States and school districts are also restricting advertising of competitive foods and beverages in schools. Such policies are supported by research suggesting that children are particularly vulnerable to school-based marketing and advertising (e.g., labeling and signage).94–96 The Seattle School Board, for instance, prohibits advertising during school-based television programming on school property or via distribution of vendor-related promotional materials.97 Maine prohibits the advertising of foods and beverages that do not meet nutrition standards.98 A recent study, however, suggests that this policy is not being fully implemented (85% of schools were not in compliance with the state law).99 Most school administrators acknowledged the ban's importance, but they wanted a clear enforcement process, resources to help implement the policy (i.e., staff time, funding), and cooperation from vendors in modifying vending contracts.99
Although schools may perceive dependence on sales and advertising revenue, studies suggest that revenue loss is insignificant when schools restrict competitive food and beverage sales and advertising.69,100 In fact, some schools have found that their profits remain the same or increase when they sell healthier foods and beverages and involve students in the process.101 Eliminating competitive foods and beverages may even increase sales of school meals. A survey of Texas vending contracts showed that schools lost more revenue from decreased school meal sales (in part as a result of competitive food sales) than they gained from vending profits.102
CONCLUSIONS
Increasing drinking water access in schools is a step in the right direction toward encouraging students’ water intake.
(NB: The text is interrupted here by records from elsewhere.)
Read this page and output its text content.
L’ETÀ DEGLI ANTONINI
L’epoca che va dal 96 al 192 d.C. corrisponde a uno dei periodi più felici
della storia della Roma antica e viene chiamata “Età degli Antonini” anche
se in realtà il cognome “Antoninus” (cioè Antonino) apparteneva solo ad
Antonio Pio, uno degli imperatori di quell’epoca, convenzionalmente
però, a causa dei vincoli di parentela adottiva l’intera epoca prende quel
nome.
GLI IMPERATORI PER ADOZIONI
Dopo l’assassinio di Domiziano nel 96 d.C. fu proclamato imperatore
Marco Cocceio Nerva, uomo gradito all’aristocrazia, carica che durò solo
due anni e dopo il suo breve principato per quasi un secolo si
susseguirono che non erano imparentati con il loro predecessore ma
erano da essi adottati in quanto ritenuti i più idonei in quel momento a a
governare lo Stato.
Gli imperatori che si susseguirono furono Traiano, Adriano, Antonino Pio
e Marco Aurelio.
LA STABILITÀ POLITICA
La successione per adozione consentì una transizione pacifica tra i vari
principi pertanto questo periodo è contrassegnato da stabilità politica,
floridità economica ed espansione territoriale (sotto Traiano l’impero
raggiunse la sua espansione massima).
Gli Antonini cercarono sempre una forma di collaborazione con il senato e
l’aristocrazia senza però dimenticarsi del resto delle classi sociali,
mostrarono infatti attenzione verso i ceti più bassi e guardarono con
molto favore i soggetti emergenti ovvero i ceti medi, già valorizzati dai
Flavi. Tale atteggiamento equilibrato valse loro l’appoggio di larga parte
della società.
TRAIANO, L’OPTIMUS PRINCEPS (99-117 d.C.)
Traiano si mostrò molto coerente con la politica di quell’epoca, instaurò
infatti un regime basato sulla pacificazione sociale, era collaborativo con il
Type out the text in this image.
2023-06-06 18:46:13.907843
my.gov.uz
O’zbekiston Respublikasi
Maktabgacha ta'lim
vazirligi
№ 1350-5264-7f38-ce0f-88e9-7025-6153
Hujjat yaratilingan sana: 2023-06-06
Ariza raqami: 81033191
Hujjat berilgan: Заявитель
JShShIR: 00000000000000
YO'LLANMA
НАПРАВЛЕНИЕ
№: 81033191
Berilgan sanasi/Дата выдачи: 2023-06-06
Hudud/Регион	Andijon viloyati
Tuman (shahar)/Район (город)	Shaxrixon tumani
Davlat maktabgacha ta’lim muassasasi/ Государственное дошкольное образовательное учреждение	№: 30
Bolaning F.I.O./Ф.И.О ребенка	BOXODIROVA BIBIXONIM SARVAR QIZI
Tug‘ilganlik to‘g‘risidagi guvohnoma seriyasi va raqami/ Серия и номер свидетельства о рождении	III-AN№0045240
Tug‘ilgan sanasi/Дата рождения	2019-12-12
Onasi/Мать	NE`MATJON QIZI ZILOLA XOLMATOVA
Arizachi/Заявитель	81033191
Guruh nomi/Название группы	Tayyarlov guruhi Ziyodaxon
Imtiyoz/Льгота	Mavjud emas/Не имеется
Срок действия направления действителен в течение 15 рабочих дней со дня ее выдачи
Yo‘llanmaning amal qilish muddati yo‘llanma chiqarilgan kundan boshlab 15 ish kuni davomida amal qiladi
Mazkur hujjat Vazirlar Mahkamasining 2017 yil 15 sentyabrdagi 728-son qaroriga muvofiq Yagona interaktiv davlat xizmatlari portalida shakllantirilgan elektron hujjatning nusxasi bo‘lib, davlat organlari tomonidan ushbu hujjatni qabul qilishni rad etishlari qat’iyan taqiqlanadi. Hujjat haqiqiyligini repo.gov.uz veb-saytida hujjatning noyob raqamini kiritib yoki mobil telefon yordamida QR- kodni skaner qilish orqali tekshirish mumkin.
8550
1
To effectively shift student preferences from sugary beverages to water, schools and child care facilities should also restrict competitive beverage sales and advertising and develop educational and promotional interventions.
Although challenges must be met, schools and child care programs can address barriers through a combination of school staff, parent, and student-driven grassroots efforts; public–private partnerships; governmental policies; and funding. Future research is needed to examine ways in which to encourage drinking water access, particularly in nonschool settings (e.g., homes, child care facilities, and parks and recreation areas).
Acknowledgments
This study was funded by the Robert Wood Johnson Healthy Eating Research Program with support by grant KL2 RR024130 from the National Center for Research Resources, National Institutes of Health (NIH), and the Clinical Translational Sciences Institute, Office of the Director, University of California, San Francisco.
Note. The views expressed in this article are solely those of the authors and do not necessarily represent the official views of NIH or the Robert Wood Johnson Foundation.